Bolsistas PUB relatam sobrecarga de atividades na Escola de Aplicação da FEUSP

Trabalho após o período e responsabilidades de docente são queixas dos estudantes

por Letícia Naome

Bolsista PUB em atividade na Escola de Aplicação interage com aluna do ensino fundamental I.
Foto: Letícia Naome/JC

Os bolsistas PUB – também conhecidos como “Pubs” – que atuam na Escola de Aplicação da Faculdade de Educação da USP (FEUSP) relataram ao Jornal do Campus ter excesso de atividades após o período estabelecido pelo edital e responsabilidades de professor.

As funções, voltadas a alunos do quarto e quinto ano do fundamental, ocorrem no Clube da Leitura e Escrita – uma espécie de reforço em escrita e interpretação de texto – e na Educação Especial – para estudantes com deficiência.

O objetivo das bolsas PUB é o engajamento dos graduandos com a pesquisa universitária ou projetos associados a atividades na USP. A Escola de Aplicação, por exemplo, uma instituição pública para a comunidade interna e externa da Universidade, se caracteriza por ser uma instância que aperfeiçoa a formação do docente e complementa o ensino, pesquisa e extensão universitária.

O JC ouviu dois bolsistas PUB, que pediram para não serem identificados por temor de represálias. Segundo eles, a questão prática da docência estava acontecendo com menos acompanhamento do que precisavam. Conforme um Pub relata, quando começou a trabalhar com três alunos na Educação Especial, recebeu as orientações de outra bolsista, ao invés da professora responsável.

“Ela [outra bolsista] já trabalhava com esses dois, três alunos antes.
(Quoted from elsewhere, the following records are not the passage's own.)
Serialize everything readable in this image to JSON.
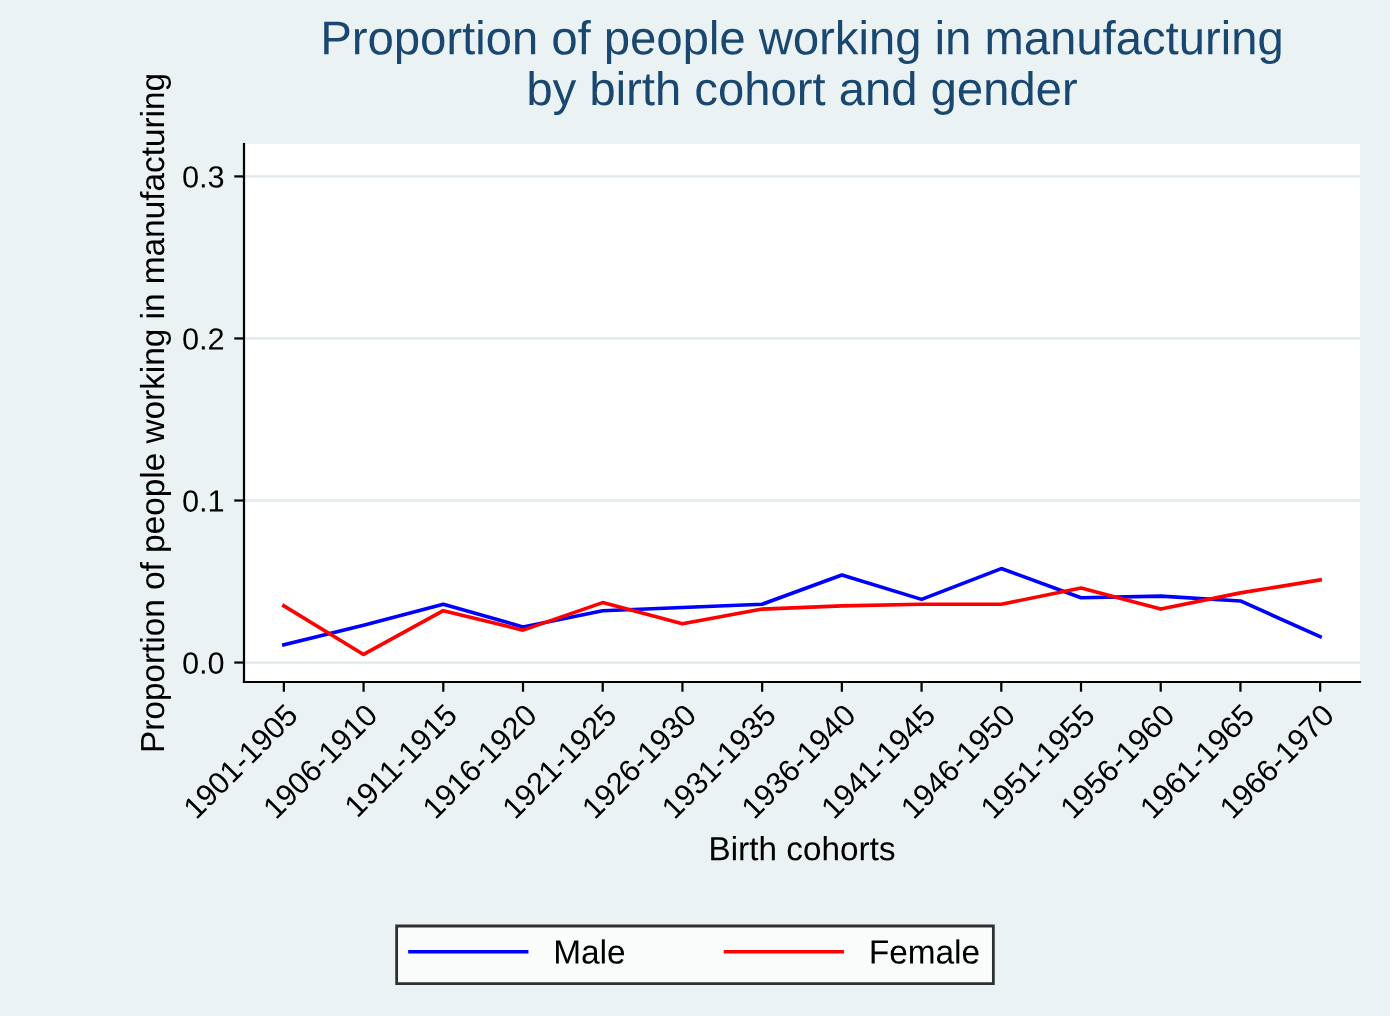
{
  "chart_data": {
    "type": "line",
    "title": "Proportion of people working in manufacturing\nby birth cohort and gender",
    "xlabel": "Birth cohorts",
    "ylabel": "Proportion of people working in manufacturing",
    "categories": [
      "1901-1905",
      "1906-1910",
      "1911-1915",
      "1916-1920",
      "1921-1925",
      "1926-1930",
      "1931-1935",
      "1936-1940",
      "1941-1945",
      "1946-1950",
      "1951-1955",
      "1956-1960",
      "1961-1965",
      "1966-1970"
    ],
    "series": [
      {
        "name": "Male",
        "color": "#0000ff",
        "values": [
          0.011,
          0.023,
          0.036,
          0.022,
          0.032,
          0.034,
          0.036,
          0.054,
          0.039,
          0.058,
          0.04,
          0.041,
          0.038,
          0.016
        ]
      },
      {
        "name": "Female",
        "color": "#ff0000",
        "values": [
          0.035,
          0.005,
          0.032,
          0.02,
          0.037,
          0.024,
          0.033,
          0.035,
          0.036,
          0.036,
          0.046,
          0.033,
          0.043,
          0.051
        ]
      }
    ],
    "ylim": [
      -0.012,
      0.32
    ],
    "yticks": [
      {
        "value": 0,
        "label": "0.0"
      },
      0.1,
      0.2,
      0.3
    ],
    "grid": "y",
    "legend": "bottom",
    "marker": "none",
    "line_style": "solid"
  }
}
Tudo o que aprendi foi herança dela e pesquisa [própria]. Foi um trabalho individual de querer prover melhor para esses alunos que, no fundo, eram os que mais precisavam.”

Ana Paula Zerbato, professora da FEUSP na área de Educação Especial e coordenadora dos projetos PUB da Escola de Aplicação, explica que a orientação da Educação Especial é realizada pelas professoras das turmas porque elas estão mais próximas dos alunos com deficiência.

“Quando o bolsista é direcionado para turma onde há um estudante com deficiência, irá atuar em conjunto com a professora da sala de aula”. No caso citado, o bolsista atuava com alunos que tinham deficiência. Porém, para um deles não havia um diagnóstico tão claro e a docente responsável pouco orientou sobre isso.

Não só no início, mas durante o resto do período, eles contaram que os professores não os acompanhavam quando iam realizar a atividade prática, o que, segundo um deles, deveria ocorrer. 

A professora Fabiana Andréa Dias Jacobik, que atuou até o fim de 2022 como a responsável pelo Clube da Leitura e Escrita com alunos do quinto ano, afirma que o procedimento é cabível. “Cada bolsista e professora estão em grupos diferentes. Essa atividade passou pela mão da professora antes e ela a liberou. O bolsista pode fazer relatos à docente sobre a atividade”. Fabiana é uma das profissionais com a qual os bolsistas tinham diálogo.

Além disso, ela explica que eles são divididos em duplas, para não haver sobrecarga de trabalho, ressaltando que, se em outras modalidades de bolsas houve esse descuido e falta de orientação, desconhece.

Um dos bolsistas acredita que as responsabilidades extrapolam o que é previsto na contratação o que, somado às obrigações individuais, os leva à exaustão. 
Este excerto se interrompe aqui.